News Topical, Digital Desk : Trillions of billions of dollars are said to be needed to save the world from the climate crisis. But surprisingly, a large portion of this money isn't sitting anywhere else, but already in the budgets of the world's largest companies. New research has revealed that by simply changing their spending patterns, companies could invest an additional $1.3 trillion in climate and clean energy projects. This is why the discussion of "corporate climate capital" has suddenly intensified worldwide.
Climate change is being recognized as the most pressing crisis globally. Every country, every government, and every global forum echoes the same question.
Where will such a huge amount of money come from to stop climate change? But now a shocking revelation has come to light. A new report by the World Benchmarking Alliance (WBA) of the Netherlands states that there is a "hidden treasure" of $1.3 trillion lying within corporate budgets, which, if channeled in the right direction, could solve the major climate funding problem. The WBA analyzed data from 1,600 companies and found that companies currently spend only 7% of their capex (capital expenditure) on low-carbon or climate-friendly projects.

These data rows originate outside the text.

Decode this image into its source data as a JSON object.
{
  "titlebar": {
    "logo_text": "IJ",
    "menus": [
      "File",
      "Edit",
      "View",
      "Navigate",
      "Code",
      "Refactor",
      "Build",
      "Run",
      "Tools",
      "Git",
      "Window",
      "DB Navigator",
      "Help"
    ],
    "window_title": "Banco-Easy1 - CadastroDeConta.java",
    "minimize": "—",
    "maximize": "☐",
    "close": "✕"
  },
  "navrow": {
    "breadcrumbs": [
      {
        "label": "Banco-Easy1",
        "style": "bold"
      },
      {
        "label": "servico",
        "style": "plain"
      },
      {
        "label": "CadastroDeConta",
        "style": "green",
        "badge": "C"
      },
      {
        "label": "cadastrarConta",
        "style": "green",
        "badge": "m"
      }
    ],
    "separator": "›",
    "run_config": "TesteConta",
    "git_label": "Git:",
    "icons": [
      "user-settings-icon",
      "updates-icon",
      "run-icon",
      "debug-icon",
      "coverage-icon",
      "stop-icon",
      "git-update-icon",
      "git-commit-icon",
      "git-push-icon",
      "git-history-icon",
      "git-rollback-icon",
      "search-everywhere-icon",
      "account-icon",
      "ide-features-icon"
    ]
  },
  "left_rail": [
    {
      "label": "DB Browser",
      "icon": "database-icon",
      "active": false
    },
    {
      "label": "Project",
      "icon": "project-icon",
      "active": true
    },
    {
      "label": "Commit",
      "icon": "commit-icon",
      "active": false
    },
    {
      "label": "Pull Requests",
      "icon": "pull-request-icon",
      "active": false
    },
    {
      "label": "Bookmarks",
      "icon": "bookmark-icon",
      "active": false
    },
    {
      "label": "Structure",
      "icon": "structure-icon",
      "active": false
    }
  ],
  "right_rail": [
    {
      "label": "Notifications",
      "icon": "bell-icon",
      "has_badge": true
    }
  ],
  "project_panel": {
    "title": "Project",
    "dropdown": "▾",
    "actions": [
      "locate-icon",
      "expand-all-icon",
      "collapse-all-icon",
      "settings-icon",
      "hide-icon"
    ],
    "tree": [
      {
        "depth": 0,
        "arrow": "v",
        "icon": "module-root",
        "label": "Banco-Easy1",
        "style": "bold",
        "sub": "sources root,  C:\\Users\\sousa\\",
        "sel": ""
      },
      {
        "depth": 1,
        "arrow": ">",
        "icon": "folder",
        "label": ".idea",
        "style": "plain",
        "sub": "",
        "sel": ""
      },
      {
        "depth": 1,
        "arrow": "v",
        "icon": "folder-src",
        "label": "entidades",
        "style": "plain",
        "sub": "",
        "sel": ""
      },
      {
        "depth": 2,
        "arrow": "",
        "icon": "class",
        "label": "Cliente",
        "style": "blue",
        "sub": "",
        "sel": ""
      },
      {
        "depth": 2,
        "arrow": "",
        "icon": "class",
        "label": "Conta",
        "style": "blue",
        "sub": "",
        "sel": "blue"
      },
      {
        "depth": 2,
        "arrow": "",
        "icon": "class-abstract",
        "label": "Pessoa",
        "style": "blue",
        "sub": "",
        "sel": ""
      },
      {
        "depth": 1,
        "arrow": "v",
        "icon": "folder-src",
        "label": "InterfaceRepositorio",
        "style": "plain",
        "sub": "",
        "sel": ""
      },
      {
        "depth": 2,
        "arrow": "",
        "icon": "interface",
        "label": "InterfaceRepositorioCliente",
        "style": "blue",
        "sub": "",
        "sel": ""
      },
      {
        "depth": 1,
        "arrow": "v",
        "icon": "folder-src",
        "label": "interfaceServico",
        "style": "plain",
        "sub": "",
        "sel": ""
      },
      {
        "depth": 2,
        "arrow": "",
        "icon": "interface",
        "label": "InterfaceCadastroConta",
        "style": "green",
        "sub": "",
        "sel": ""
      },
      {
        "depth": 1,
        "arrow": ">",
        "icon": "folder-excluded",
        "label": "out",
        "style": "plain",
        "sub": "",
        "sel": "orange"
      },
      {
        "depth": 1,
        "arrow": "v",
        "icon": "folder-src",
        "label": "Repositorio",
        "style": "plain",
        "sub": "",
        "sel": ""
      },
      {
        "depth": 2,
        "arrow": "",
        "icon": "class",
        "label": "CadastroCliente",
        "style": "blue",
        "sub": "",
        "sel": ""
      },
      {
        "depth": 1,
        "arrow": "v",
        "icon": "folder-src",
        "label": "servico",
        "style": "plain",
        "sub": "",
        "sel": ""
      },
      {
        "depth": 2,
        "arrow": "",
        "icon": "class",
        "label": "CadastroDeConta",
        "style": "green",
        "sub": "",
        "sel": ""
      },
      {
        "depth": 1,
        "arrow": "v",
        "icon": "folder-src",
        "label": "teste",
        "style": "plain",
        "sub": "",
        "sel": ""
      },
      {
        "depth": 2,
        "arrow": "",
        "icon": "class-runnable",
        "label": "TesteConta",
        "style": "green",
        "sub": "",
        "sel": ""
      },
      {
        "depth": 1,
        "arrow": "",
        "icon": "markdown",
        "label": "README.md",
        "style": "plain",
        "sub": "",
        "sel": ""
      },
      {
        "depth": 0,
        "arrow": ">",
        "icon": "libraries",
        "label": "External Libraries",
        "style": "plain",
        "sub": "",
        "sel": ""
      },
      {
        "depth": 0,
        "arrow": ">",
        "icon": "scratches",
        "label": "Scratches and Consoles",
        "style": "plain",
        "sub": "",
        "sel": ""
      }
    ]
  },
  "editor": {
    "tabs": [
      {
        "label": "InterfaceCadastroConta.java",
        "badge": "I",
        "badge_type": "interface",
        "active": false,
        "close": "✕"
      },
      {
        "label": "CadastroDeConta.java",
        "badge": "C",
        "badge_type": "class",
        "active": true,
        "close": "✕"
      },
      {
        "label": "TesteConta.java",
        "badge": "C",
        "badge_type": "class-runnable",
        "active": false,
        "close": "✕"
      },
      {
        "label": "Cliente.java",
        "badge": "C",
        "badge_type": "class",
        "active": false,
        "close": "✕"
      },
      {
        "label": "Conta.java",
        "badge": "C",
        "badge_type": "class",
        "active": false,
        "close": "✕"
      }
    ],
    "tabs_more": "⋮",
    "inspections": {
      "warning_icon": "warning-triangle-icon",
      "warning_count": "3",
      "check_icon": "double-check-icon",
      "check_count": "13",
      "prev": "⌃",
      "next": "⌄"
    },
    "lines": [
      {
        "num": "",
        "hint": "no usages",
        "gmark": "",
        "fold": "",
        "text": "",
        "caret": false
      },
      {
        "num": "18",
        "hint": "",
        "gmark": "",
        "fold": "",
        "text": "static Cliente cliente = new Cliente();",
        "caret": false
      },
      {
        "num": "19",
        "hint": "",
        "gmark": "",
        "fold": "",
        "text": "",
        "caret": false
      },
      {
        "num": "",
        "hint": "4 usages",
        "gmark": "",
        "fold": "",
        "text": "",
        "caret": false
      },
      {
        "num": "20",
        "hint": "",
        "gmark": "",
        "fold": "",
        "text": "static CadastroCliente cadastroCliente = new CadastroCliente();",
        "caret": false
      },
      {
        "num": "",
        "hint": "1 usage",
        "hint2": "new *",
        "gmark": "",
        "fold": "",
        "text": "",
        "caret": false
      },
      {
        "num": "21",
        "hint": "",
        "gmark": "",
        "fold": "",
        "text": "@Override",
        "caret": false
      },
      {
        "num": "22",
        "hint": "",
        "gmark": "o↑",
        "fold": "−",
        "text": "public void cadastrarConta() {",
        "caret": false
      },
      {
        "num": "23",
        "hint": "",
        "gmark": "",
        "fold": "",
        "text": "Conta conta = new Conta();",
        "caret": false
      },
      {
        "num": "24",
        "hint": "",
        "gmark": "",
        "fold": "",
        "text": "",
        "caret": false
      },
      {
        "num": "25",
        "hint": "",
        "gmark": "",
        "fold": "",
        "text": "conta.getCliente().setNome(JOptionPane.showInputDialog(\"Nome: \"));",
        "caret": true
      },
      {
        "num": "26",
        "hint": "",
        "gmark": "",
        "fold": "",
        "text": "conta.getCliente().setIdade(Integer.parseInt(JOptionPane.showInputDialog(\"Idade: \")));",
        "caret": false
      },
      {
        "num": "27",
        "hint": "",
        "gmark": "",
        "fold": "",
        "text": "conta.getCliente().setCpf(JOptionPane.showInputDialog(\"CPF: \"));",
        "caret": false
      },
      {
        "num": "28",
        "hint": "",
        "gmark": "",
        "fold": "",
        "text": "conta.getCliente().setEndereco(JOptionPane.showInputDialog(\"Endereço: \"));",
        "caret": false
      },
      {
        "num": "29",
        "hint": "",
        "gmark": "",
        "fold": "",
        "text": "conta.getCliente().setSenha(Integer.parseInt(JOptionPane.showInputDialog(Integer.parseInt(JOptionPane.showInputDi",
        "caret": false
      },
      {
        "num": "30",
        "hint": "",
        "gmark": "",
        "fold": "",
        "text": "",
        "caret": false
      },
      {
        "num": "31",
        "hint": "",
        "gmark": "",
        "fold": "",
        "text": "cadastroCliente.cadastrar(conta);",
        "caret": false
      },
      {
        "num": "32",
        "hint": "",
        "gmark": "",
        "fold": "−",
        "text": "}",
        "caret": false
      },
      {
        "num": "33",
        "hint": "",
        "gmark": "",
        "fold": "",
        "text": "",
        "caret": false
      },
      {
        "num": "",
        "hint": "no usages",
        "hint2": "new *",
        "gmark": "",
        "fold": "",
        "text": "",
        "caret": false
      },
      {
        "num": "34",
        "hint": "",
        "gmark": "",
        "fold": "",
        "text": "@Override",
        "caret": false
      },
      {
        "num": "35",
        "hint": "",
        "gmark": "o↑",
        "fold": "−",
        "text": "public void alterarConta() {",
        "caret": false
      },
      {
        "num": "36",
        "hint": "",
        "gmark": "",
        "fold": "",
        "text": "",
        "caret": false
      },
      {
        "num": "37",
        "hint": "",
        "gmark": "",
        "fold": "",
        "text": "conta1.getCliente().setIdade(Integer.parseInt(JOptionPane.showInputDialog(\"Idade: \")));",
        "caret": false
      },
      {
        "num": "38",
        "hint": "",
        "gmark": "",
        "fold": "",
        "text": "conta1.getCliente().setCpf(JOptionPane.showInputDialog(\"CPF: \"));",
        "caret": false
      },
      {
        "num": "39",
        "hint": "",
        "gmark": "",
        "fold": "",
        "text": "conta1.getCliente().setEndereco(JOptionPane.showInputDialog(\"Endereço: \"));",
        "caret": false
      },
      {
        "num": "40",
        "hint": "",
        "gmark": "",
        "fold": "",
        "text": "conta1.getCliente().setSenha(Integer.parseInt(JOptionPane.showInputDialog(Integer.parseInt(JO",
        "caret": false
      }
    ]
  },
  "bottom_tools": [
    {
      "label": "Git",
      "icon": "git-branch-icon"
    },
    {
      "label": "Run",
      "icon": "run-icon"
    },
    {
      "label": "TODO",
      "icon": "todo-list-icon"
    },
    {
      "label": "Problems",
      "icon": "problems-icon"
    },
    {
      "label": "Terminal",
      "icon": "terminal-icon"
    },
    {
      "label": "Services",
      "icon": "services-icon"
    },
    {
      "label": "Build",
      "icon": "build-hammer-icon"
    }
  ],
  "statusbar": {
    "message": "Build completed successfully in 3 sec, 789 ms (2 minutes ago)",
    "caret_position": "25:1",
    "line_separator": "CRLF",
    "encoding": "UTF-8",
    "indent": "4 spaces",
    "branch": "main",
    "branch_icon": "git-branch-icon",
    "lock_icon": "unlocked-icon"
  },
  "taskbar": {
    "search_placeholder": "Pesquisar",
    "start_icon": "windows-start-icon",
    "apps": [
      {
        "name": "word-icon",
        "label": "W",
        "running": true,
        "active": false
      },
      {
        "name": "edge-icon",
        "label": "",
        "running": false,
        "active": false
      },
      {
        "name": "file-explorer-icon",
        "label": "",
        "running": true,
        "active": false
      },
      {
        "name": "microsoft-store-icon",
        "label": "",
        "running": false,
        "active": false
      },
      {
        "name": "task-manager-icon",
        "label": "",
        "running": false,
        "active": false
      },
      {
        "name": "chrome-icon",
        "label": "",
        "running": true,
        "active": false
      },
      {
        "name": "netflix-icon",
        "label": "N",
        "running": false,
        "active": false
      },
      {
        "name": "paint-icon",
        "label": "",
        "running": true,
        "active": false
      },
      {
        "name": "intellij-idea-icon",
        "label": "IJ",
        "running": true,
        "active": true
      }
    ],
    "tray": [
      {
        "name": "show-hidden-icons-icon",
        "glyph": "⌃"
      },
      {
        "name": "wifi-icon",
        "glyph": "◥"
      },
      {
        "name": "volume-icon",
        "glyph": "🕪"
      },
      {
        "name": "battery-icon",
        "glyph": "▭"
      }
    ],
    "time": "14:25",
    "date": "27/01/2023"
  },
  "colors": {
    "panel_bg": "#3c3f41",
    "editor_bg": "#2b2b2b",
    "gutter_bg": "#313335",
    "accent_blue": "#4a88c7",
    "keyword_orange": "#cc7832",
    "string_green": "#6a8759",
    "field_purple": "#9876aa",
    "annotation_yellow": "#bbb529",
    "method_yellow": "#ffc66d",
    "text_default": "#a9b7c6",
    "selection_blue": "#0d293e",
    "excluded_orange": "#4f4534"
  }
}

Now imagine: if this 7% were increased to 30% , approximately $1.3 trillion in funds would automatically emerge. This money doesn't have to be raised externally; it's already in companies' pockets. All that's needed is a change in direction.
So why has this discussion suddenly intensified now? Because this report comes at a time when the world is striving to achieve net-zero by 2050. The International Energy Agency (IEA) says renewable energy capacity will need to triple by 2030. And green investment of $4.5 trillion will be necessary every year from the early 2030s. Hearing these figures, one wonders where so much money will come from. And then the WBA report surprised everyone—that the corporate sector itself can play such a major role.

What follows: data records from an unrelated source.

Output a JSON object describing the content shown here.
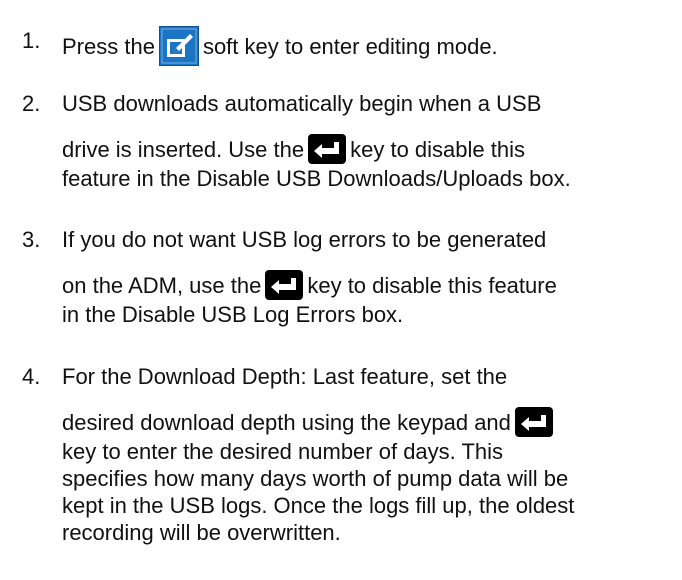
{
  "steps": [
    {
      "number": "1.",
      "before_icon": "Press the",
      "icon": "edit-soft-key-icon",
      "after_icon": "soft key to enter editing mode."
    },
    {
      "number": "2.",
      "line1": "USB downloads automatically begin when a USB",
      "line2_before": "drive is inserted. Use the",
      "icon": "enter-key-icon",
      "line2_after": "key to disable this",
      "line3": "feature in the Disable USB Downloads/Uploads box."
    },
    {
      "number": "3.",
      "line1": "If you do not want USB log errors to be generated",
      "line2_before": "on the ADM, use the",
      "icon": "enter-key-icon",
      "line2_after": "key to disable this feature",
      "line3": "in the Disable USB Log Errors box."
    },
    {
      "number": "4.",
      "line1": "For the Download Depth: Last feature, set the",
      "line2_before": "desired download depth using the keypad and",
      "icon": "enter-key-icon",
      "line3": "key to enter the desired number of days. This",
      "line4": "specifies how many days worth of pump data will be",
      "line5": "kept in the USB logs. Once the logs fill up, the oldest",
      "line6": "recording will be overwritten."
    }
  ],
  "colors": {
    "text": "#111111",
    "edit_icon_blue": "#1c74c4",
    "enter_key_black": "#000000"
  }
}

The biggest problem: lack of transparency. The report says that only 25% of the world's companies disclose how much they are investing in low-carbon projects. This means that three-quarters of companies are still silent on this issue. When there is no data, investors, regulators, and governments are unable to understand how serious companies are.

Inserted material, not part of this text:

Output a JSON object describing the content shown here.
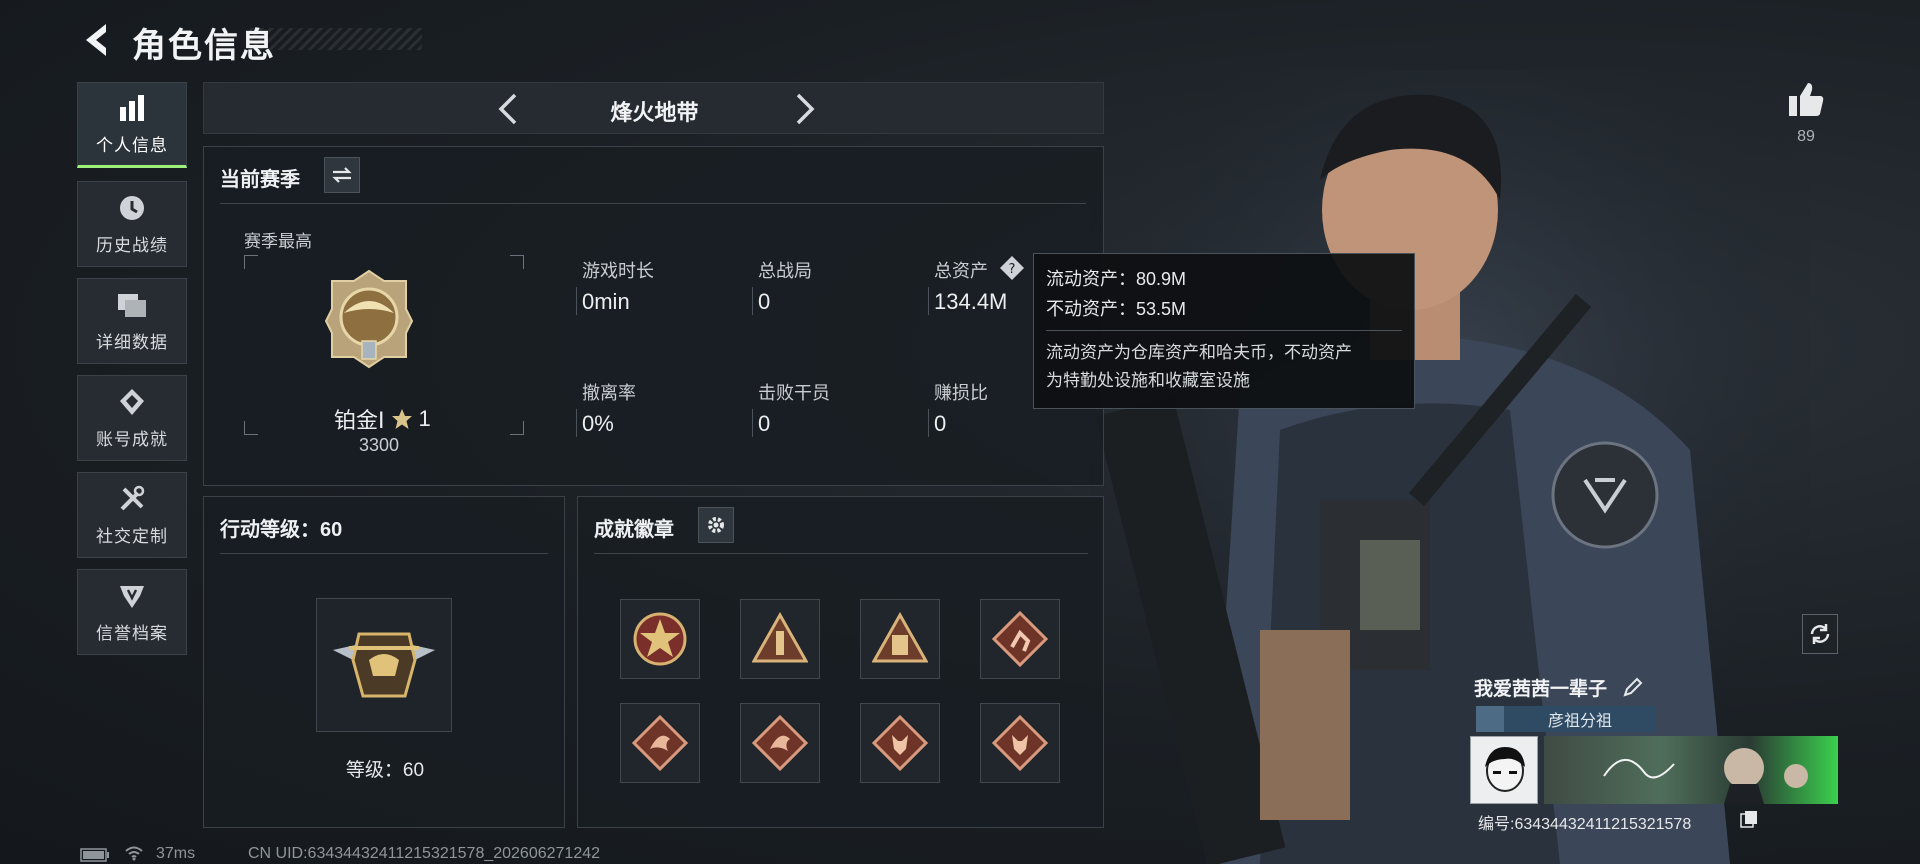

Where can companies invest? If these companies wish, large investments can be immediately increased in these sectors - Electric Vehicles Batteries Low-Carbon Steel Green Ammonia and Green Fertilizer Hydrogen Renewable Power Research and Development Regenerative Agriculture If investments in these increase, the path to clean energy transition will be accelerated.
Uncertainty in Europe too : Climate transition plans were to be mandatory in Europe's new corporate sustainability rules, but it was removed from the final draft. This has further increased concerns about transparency. According to the WBA , the biggest lesson from climate funding is - "The challenge is not the lack of money, the challenge is - when will companies change their priorities?" This means that money does not have to be found outside to save the world; the 'hidden treasure' lying with the companies is enough - one just needs to start investing it in the right place.